The Conductor
The Conductor was supposed to smooth rhythm in words. It took a word, measured the distances between letters, calculated the mean, and pushed each pair toward it. The idea seemed obvious. It wasn’t. The problem is this: a kerning table stores one value per pair. One. H+E gets one slot — whether it sits in HELLO, HELP, or HEMISPHERE. And the Conductor was giving the same pair different corrections in every word, because the mean depended on the neighbors. Then it took the median of those contradictory instructions and wrote it down as the result. Like tuning a violin to each orchestra member separately instead of to a tuning fork.
I only saw it when I started asking why the results were unstable. Change the corpus — corrections change. Add a language — different numbers. The algorithm had no fixed reference point. It was chasing a moving target.
So I wrote a second version. V2 doesn’t ask what the word needs. It collects every word where the pair appears, looks at the rhythmic context of each, extracts a single stable reference. One pair, one target, one correction. Not an improvement — a change of question. The old one asked: how to even out letters in a word. The new one asks: how to stabilize a pair across words. The first question was wrong — because a kerning table can’t answer per word. It can answer per pair.
I ran both on the same font. 1762 rules, 21 languages in the corpus. Result: 76.5% of rules got identical corrections. Identical — down to one unit. Where they differ, the median difference is 3 units. Three. On a kerning range from -200 to +60. The scatter plot is a straight line with slight noise. The histogram of changes — a narrow spike at zero.

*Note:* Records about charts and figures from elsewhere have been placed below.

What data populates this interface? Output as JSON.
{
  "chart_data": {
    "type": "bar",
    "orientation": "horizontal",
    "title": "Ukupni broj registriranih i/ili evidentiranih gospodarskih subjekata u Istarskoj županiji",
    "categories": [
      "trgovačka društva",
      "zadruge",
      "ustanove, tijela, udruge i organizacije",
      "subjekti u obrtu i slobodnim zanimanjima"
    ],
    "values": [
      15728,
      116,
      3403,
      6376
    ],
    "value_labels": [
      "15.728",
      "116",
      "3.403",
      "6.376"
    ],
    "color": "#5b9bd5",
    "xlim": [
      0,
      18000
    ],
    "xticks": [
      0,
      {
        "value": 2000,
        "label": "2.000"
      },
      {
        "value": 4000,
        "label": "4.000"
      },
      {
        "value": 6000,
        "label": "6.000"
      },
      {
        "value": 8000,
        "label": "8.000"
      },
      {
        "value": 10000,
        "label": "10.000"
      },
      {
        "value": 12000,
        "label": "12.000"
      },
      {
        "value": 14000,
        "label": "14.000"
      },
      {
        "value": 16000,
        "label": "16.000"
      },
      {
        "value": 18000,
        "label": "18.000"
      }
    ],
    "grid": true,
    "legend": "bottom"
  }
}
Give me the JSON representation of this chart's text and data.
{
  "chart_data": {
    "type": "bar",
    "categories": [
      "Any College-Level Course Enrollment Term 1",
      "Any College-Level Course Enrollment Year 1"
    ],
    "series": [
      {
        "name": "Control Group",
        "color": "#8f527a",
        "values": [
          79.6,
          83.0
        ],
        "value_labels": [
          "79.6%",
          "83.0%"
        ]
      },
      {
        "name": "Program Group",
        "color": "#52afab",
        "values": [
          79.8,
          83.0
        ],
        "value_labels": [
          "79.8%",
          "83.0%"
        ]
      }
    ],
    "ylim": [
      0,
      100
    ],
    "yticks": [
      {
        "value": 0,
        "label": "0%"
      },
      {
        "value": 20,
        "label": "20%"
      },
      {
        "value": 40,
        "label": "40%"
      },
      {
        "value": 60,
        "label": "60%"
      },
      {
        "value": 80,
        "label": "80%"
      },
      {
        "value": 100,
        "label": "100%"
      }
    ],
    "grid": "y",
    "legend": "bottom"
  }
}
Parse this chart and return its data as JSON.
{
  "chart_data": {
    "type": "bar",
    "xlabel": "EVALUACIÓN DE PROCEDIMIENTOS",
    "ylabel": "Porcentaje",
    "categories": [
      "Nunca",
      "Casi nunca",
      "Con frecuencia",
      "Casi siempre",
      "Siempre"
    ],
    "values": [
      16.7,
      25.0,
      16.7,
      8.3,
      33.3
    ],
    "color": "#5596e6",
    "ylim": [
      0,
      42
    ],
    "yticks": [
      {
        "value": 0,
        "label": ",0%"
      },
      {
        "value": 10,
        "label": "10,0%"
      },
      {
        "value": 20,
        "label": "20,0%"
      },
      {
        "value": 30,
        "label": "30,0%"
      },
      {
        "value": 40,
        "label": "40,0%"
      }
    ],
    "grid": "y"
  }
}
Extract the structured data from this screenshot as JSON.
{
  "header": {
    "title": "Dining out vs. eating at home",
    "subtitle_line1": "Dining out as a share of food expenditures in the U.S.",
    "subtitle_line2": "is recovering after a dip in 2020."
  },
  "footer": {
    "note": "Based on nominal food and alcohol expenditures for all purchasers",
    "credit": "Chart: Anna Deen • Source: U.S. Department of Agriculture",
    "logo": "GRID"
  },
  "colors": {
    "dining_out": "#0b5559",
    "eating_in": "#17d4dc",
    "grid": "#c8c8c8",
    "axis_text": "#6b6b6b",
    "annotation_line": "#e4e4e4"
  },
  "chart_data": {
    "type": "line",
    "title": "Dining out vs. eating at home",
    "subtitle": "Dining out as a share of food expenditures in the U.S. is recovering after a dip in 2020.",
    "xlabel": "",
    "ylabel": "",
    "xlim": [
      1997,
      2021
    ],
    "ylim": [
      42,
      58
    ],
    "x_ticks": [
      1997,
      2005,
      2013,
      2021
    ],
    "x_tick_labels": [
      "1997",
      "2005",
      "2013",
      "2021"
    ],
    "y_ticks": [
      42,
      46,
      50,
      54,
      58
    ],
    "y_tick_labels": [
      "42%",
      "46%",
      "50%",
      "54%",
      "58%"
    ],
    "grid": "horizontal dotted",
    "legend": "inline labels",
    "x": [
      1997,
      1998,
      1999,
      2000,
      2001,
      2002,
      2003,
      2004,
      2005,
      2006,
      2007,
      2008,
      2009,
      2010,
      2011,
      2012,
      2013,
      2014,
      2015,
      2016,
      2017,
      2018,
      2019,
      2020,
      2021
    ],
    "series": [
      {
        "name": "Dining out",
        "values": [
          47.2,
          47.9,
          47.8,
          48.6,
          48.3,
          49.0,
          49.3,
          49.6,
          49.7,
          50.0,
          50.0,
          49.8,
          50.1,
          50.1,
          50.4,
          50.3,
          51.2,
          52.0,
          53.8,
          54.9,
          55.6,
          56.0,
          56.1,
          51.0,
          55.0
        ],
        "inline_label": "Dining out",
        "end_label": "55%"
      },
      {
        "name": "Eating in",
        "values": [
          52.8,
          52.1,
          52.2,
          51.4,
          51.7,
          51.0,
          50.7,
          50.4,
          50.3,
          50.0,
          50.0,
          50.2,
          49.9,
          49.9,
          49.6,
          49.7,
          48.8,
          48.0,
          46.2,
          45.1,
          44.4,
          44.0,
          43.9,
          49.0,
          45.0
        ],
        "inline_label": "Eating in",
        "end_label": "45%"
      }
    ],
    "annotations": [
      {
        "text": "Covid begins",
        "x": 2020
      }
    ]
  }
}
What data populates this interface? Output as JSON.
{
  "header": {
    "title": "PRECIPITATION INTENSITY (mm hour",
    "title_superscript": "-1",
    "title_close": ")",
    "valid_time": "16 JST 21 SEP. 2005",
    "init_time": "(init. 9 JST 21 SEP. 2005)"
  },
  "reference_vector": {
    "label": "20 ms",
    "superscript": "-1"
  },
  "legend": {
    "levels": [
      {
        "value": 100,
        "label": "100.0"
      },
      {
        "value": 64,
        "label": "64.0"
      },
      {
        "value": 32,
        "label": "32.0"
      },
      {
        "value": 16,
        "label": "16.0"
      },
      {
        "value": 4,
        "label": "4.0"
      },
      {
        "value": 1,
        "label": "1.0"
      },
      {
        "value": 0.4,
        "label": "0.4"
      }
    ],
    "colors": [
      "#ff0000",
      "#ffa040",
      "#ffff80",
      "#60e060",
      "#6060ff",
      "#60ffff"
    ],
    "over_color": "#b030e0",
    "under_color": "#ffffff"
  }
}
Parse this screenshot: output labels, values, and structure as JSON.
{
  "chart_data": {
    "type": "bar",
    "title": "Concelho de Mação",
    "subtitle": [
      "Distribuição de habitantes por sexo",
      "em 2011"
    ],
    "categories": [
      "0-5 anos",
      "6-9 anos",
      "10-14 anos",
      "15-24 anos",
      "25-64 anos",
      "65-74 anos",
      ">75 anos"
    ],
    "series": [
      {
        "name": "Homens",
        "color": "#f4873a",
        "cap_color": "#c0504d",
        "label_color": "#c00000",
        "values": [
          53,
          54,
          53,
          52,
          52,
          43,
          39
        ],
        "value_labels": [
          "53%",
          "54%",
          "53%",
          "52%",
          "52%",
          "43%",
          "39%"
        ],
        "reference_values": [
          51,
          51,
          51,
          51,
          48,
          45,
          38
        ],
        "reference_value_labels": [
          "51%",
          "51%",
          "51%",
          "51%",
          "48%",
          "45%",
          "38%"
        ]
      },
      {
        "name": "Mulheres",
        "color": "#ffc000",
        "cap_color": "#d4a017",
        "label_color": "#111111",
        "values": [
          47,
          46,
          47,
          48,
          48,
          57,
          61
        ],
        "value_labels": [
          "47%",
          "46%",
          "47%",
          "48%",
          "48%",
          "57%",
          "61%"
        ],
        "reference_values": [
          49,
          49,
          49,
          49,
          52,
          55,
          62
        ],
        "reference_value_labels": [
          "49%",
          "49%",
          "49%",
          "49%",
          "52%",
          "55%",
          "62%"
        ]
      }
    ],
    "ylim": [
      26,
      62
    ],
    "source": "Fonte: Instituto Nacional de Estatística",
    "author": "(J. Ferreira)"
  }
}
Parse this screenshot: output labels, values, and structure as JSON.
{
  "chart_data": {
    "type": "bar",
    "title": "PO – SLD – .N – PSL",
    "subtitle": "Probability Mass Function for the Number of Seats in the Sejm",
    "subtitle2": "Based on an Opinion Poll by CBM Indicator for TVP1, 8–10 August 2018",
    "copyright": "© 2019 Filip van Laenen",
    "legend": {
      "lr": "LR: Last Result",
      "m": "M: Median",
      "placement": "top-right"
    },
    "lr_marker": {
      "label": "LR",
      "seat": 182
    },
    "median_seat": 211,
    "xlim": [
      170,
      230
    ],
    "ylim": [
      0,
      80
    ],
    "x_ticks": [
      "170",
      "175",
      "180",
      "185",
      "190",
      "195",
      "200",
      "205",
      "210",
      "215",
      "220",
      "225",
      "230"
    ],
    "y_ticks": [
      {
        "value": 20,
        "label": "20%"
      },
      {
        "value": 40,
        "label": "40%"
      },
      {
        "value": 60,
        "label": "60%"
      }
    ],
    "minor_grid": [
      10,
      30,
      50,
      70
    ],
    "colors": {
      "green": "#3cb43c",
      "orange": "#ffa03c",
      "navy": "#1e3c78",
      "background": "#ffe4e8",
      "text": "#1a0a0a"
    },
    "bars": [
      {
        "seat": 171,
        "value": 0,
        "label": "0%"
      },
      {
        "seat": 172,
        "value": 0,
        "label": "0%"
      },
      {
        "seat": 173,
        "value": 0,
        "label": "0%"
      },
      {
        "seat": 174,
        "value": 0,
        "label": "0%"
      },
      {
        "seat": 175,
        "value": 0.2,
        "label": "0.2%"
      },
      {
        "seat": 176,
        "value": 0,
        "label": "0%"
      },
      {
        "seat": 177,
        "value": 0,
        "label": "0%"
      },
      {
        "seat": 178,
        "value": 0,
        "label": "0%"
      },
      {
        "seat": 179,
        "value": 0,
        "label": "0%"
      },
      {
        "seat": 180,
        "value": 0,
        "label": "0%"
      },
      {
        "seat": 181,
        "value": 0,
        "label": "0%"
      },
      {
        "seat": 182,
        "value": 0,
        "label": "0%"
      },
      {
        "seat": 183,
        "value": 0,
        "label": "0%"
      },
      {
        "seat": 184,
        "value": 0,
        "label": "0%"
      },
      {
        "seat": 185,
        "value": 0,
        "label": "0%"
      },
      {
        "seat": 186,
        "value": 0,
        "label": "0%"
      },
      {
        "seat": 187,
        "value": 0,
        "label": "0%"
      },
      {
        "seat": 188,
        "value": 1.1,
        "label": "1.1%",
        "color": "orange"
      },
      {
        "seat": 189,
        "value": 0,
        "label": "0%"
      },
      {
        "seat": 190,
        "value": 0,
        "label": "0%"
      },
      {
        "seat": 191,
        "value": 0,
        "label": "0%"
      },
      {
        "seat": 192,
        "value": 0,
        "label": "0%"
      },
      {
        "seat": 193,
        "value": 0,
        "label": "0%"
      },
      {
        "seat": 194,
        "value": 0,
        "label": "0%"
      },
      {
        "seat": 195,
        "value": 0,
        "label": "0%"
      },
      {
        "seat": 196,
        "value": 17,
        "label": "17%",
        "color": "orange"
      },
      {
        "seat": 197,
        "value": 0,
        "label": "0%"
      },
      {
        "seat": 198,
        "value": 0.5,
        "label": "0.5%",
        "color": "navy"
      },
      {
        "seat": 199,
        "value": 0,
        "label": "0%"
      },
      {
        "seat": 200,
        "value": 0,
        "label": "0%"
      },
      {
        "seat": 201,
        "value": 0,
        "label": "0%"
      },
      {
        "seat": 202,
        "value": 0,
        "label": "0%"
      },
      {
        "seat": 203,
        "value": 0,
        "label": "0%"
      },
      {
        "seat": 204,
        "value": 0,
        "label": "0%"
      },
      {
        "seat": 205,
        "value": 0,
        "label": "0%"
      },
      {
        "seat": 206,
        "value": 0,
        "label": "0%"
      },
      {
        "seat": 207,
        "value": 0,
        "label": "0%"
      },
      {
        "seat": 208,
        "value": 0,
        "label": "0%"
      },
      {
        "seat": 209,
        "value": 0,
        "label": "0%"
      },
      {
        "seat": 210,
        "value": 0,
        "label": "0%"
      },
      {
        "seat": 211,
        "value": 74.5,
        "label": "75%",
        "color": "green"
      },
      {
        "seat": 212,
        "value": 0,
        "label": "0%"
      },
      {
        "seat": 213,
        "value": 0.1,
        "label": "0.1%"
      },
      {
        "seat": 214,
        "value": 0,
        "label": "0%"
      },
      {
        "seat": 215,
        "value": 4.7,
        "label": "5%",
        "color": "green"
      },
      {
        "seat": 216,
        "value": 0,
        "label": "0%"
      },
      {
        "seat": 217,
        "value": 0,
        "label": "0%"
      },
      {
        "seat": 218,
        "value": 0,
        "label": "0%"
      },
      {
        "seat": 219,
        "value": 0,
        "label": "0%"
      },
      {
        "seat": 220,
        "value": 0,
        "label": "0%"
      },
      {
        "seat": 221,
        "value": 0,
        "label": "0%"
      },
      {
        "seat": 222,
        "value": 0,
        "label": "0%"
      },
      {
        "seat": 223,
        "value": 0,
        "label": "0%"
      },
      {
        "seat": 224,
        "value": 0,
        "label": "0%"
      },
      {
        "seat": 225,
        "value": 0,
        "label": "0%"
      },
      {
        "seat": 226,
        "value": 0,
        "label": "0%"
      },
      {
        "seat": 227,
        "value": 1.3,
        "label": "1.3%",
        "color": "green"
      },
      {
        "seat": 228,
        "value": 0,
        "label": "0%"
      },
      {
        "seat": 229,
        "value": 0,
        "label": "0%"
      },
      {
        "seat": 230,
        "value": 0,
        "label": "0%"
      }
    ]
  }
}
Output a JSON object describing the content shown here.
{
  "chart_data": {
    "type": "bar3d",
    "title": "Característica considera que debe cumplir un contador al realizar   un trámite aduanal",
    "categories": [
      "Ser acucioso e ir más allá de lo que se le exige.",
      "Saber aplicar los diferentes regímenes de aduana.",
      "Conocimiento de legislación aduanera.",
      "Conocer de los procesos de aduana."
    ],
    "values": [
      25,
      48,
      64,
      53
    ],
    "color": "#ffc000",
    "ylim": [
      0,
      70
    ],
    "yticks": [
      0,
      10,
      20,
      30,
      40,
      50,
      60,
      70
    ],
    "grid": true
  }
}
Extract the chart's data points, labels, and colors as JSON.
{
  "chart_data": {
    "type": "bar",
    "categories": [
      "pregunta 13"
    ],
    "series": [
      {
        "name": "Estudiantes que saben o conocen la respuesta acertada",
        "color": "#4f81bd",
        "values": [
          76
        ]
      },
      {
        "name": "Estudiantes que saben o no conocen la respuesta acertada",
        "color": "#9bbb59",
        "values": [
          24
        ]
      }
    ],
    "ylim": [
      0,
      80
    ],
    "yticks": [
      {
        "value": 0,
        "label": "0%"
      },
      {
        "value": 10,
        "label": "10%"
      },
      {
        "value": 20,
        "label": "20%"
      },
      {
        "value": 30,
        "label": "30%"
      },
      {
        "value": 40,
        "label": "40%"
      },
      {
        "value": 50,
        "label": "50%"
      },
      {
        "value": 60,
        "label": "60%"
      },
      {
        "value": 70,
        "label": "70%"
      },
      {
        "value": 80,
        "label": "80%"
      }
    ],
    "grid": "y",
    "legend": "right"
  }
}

Two fundamentally different algorithms. Nearly the same output. The median — that dumb, simple, statistical trick in V1 — was doing the work. It took contradictory corrections from different words and landed close to the truth. Not because the algorithm was smart, but because the median is resistant to noise. V2 is cleaner conceptually. It doesn’t produce contradictions and doesn’t need to resolve them. But on the chart the difference is cosmetic. Sometimes you build a better version of something and it turns out the old version had more luck than brains. That’s also a result.